Tuesday, December 20, 2011
The Polar Express
I'm reminded of the time I was sitting on the couch with my nephew Justice watching "The Polar Express". He was probably too young to remember the experience, but I'll never forget what it felt like to sit down with him watching that particular movie. It was an awesome memory, because he was so happy and excited with the music and dancing... and when he saw Santa Claus in the movie he was so excited and jumping around. Pointing at Santa Claus and it just made me feel so good to watch him being so excited. However, for me it made me remember what it felt like to be a child watching a movie like that. I remember all the emotions I felt as a child watching Christmas movies, and being excited about the Holiday Season. All the gifts, presents, decorations, and how happy that particular time in my life was. Now that I'm 33 yr old and no longer a child, I'm always having to fight with my own emotions when it comes to the holidays.
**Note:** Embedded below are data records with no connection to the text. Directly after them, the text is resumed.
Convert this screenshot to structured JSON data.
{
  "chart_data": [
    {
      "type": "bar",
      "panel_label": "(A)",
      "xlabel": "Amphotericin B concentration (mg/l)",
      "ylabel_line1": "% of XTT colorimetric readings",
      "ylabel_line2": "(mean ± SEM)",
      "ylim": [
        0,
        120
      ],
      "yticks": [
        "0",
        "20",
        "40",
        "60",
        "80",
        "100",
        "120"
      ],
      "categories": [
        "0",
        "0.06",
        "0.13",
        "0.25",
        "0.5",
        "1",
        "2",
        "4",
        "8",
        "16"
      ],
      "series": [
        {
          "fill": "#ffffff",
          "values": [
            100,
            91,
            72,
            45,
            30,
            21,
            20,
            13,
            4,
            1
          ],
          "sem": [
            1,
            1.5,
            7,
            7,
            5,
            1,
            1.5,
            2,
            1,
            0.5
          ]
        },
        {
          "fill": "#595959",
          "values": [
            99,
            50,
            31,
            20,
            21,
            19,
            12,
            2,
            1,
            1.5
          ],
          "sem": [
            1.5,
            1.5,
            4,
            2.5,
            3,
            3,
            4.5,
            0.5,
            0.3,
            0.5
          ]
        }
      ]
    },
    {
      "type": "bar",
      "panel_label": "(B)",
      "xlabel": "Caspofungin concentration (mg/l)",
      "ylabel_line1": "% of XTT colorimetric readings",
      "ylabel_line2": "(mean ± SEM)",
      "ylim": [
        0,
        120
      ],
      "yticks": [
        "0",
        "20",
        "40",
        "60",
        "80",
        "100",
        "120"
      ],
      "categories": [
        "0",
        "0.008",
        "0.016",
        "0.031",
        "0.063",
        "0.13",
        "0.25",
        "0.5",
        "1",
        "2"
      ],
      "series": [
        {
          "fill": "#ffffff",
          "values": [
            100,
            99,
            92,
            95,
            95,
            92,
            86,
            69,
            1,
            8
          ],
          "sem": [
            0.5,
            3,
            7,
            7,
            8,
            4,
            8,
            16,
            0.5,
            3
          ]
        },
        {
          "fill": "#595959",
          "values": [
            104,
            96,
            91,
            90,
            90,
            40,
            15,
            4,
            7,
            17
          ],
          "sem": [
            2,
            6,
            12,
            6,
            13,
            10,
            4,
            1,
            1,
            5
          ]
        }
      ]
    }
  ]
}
And I have to find a way to hold onto to the Christmas Season the best I know how. Living alone doesn't always provide me with the added emotions and support I need in order to make the holidays what I want it to be. This year, I've been too broke to decorate my apartment or do all the things I'd love to do during the holiday's. And as much as I wish I could spend more time with my family, I know that I can only spend so much time with them this year. Christmas has always been about family and friends... and I'm not around them everyday so for some reason it just doesn't feel like Christmas, in fact I can't say I feel anything by choice anymore. I just want to be near my nephews on Christmas Eve, having fun with them and enjoying their company. Because its their time to enjoy Christmas, it's their time to enjoy The Polar Express. But I'll admit, that movie just makes me bawl uncontrollably... makes me wonder how I'll feel when I'm around my own children during the Christmas Season. There is truly something awesome and emotional about The Polar Express, the movie just takes me to a place when elements in my life were easier and not so complicated.